CIPP can bond with plastic pipes
CIPP can bond to PVC and other plastic polymer pipes. Epoxy could be used to bind CIPP to a pipe that’s already been fitted with CIPP. In fact, similar methods can be used to repair CIPP that’s flaked or been damaged by improper cleaning. Yes, it is possible to reline pipes more than once. With that matter settled, the real question is why anyone would need to.
CIPP lining doesn’t break down the same way
CIPP lining is very sturdy. They don’t allow for the same problems that traditional pipes do. For example, tree roots cannot intrude into cured in place pipes. Tree roots can cause thousands of dollars in damages every year. CIPP will nip tree root intrusions in the bud for the life of the pipe. With metal pipes a host of issues can cause leaks and breakdowns. On the other hand, CIPP lining is resistant to many common problems. This removes the need to think of a pipe repair solution that can be repeated every few years. Instead of focusing on future repairs, turn your attention to proper use and maintenance when you reline pipes.

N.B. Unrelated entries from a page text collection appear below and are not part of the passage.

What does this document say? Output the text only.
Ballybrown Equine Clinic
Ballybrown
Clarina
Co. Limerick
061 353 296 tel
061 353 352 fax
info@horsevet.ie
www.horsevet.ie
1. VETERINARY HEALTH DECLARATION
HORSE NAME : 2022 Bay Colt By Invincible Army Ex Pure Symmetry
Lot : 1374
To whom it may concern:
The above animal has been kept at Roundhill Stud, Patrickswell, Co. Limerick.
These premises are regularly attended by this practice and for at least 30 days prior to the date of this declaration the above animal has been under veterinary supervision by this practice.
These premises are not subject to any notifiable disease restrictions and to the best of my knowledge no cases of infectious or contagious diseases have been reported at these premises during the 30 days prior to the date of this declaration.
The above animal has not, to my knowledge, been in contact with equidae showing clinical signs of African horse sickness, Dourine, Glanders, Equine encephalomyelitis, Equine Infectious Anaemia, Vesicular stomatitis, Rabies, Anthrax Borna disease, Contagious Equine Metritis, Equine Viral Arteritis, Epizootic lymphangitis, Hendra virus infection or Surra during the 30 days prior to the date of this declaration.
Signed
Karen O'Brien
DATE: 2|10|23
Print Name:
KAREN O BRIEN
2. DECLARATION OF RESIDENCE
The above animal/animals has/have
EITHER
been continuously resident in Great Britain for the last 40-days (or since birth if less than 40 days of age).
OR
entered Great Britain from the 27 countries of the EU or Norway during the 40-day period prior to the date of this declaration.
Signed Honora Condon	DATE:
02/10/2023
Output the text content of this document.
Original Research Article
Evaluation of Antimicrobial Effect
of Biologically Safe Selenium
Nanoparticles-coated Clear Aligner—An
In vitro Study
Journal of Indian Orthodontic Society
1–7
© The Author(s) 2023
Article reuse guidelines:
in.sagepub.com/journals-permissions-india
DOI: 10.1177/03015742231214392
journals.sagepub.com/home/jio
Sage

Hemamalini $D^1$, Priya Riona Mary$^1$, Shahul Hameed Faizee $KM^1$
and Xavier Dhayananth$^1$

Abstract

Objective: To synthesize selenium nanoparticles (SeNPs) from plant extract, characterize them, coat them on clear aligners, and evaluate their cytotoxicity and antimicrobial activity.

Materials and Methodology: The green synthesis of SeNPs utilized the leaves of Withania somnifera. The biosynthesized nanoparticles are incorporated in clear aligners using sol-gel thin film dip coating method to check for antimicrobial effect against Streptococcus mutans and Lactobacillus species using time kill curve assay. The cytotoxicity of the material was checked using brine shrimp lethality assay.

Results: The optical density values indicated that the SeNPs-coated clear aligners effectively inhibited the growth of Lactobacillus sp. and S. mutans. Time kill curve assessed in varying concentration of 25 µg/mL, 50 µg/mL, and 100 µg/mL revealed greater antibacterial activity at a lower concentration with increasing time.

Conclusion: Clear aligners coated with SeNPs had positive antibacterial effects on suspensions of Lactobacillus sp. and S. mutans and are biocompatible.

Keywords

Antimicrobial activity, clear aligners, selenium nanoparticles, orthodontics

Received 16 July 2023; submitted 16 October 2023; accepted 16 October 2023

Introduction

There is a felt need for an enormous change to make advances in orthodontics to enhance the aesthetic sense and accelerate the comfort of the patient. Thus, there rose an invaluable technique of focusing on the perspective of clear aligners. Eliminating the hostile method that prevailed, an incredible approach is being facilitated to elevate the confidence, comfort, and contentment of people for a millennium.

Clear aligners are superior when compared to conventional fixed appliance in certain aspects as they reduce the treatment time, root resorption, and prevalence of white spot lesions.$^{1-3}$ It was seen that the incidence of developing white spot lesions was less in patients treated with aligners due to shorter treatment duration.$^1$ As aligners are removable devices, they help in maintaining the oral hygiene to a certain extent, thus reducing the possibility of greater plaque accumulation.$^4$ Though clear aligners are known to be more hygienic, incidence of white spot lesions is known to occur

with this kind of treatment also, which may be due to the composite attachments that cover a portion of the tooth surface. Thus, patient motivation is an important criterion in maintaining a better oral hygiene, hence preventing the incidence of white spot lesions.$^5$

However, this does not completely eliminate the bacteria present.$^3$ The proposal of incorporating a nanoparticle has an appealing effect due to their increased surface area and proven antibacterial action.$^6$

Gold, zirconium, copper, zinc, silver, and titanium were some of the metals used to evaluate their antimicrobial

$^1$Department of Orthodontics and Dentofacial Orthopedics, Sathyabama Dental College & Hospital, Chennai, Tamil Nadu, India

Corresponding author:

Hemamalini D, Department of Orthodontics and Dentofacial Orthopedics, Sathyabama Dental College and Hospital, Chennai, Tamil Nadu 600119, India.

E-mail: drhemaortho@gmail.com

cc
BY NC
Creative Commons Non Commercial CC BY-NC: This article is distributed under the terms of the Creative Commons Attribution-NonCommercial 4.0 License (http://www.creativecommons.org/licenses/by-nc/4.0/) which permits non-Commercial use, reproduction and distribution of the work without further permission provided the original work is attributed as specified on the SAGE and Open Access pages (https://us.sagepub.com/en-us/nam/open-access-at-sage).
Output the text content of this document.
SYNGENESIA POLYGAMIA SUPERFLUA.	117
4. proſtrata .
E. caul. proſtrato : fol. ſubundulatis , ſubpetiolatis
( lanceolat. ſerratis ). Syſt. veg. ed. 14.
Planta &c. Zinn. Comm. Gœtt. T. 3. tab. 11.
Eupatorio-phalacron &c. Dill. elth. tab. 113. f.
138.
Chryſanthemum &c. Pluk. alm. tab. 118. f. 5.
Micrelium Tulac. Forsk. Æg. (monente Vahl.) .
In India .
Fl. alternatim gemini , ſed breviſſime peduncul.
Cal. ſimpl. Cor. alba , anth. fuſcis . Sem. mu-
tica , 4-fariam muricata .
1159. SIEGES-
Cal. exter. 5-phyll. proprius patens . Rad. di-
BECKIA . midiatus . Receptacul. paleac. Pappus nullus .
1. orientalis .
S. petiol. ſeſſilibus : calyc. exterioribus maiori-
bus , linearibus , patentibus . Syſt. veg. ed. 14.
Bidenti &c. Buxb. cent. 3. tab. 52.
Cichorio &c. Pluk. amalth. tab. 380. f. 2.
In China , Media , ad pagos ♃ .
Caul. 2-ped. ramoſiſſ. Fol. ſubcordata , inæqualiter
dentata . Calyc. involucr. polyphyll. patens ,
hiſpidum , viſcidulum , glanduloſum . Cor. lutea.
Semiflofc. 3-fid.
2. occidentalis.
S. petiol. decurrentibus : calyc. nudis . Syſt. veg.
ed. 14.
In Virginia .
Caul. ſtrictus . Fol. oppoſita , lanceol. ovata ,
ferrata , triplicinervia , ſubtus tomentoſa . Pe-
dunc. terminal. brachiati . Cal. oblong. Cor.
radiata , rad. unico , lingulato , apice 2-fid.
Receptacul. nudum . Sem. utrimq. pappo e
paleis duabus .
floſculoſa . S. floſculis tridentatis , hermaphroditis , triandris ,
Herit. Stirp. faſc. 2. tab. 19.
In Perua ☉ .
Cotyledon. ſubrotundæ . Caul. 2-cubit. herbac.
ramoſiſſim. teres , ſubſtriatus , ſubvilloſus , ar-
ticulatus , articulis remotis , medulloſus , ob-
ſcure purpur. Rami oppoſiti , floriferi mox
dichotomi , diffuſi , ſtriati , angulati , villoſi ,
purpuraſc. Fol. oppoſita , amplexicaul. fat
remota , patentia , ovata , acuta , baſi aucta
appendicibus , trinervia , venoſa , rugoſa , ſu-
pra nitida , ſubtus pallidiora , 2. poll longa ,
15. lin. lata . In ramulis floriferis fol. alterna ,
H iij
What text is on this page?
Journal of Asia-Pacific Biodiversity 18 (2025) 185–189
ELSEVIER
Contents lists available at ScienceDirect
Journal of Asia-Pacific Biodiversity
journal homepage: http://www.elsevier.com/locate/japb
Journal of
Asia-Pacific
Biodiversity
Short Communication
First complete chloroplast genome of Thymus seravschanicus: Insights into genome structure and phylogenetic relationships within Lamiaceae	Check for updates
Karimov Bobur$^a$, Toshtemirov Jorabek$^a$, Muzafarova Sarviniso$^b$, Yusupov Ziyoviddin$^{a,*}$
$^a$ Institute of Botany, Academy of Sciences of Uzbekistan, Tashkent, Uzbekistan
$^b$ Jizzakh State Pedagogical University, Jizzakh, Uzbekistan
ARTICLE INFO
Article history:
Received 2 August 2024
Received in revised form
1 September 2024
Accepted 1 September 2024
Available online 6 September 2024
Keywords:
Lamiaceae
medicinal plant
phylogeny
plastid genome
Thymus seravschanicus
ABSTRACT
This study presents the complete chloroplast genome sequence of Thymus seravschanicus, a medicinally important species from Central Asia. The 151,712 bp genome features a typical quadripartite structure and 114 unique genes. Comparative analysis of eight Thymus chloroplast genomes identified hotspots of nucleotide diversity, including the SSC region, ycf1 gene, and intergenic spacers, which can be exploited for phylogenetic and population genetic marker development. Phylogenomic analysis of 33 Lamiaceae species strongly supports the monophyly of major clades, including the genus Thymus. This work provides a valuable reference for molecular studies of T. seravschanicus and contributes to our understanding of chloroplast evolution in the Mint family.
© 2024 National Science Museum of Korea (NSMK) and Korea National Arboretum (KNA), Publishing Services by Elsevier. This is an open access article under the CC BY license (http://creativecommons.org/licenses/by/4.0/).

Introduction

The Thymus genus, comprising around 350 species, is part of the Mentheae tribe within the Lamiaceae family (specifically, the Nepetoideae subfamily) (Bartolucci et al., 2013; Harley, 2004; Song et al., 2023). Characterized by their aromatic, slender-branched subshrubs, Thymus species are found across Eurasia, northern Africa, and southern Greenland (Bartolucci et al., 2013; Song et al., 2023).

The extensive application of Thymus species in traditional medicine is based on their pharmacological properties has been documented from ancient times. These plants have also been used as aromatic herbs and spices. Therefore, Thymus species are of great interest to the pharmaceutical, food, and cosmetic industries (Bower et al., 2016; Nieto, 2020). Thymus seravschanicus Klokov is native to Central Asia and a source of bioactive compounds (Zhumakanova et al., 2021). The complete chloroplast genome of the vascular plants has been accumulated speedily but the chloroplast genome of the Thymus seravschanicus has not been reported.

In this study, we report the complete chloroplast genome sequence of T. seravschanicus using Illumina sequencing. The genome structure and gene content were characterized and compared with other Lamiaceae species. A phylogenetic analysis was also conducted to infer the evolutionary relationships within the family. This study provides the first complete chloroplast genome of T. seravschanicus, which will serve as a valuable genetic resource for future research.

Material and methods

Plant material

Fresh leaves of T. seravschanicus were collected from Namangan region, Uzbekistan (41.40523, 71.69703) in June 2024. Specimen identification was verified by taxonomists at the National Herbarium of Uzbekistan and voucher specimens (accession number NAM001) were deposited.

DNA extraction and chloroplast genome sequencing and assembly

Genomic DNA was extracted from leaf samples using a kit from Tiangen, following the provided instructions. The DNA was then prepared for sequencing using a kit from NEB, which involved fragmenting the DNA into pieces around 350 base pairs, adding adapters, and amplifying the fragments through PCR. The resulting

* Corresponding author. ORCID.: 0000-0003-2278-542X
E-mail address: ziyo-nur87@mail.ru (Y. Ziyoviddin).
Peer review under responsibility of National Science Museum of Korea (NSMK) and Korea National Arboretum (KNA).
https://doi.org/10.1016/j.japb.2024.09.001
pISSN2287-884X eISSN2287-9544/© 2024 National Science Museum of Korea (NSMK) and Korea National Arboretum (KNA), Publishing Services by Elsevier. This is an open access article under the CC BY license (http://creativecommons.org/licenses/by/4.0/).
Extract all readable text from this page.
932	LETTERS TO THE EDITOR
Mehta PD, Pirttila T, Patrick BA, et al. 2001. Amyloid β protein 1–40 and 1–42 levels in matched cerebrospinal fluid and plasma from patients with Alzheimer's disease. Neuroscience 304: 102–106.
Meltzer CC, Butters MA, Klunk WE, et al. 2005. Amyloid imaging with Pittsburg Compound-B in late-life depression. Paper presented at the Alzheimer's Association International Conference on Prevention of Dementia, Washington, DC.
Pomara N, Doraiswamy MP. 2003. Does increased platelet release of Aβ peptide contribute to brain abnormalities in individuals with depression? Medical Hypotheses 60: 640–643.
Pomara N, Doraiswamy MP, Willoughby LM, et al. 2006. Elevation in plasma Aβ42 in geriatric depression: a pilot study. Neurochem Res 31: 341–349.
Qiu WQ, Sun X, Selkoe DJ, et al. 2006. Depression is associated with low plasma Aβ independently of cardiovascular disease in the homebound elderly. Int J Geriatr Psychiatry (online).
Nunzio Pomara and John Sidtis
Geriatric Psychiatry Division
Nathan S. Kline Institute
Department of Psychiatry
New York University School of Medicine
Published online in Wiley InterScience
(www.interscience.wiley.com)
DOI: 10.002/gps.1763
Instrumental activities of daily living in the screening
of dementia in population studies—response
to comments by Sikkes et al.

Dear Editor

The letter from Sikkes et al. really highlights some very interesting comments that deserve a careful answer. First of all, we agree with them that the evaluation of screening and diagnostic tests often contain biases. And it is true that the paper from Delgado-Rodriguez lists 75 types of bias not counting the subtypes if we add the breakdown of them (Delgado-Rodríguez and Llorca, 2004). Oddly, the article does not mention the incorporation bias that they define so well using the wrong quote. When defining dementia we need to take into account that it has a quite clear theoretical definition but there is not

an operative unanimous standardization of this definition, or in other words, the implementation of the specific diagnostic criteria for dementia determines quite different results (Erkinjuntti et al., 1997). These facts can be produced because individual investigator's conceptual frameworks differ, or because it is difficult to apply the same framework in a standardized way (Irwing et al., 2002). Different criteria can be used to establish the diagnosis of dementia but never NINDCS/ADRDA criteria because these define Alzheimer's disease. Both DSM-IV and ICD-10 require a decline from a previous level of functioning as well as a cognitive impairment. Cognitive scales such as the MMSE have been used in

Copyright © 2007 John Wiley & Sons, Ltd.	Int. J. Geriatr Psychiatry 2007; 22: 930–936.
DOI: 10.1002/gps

One of the only things that can get to a CIPP line before its time is misuse. When a CIPP line clogs,, you should inform your plumber of the pipe’s relined status. Certain scraping tools shouldn’t be used in a relined pipe. Scrapers can damage the resin, causing weak points and even flakes and breaking in the pipe. The solution is simple: don’t reline a pipe and then use improper tools. In that event, it may be possible to simply patch the weakened CIPP lining. Therefore, fully relining the cured in place pipe process is typically unnecessary.
CIPP should be made to last
Choosing to reline your pipes isn’t an issue your company can expect to face again. CIPP should be built to last. A properly installed relined pipe should last thirty to forty years. That is more than enough time to decide on a course of action for the next replacement. Traditional pipes often require more maintenance and preventative replacement over the course of the pipe’s active “lifespan”. As an alternative, CIPP gives your company breathing room from further repairs.
Relining pipes that have previously taken a CIPP treatment is possible. If you’re going to reline your pipes, however, you should focus more on proper installation and then maintenance. Doing so will ensure that you don’t need to make any decisions about your next pipe system for a long, long time.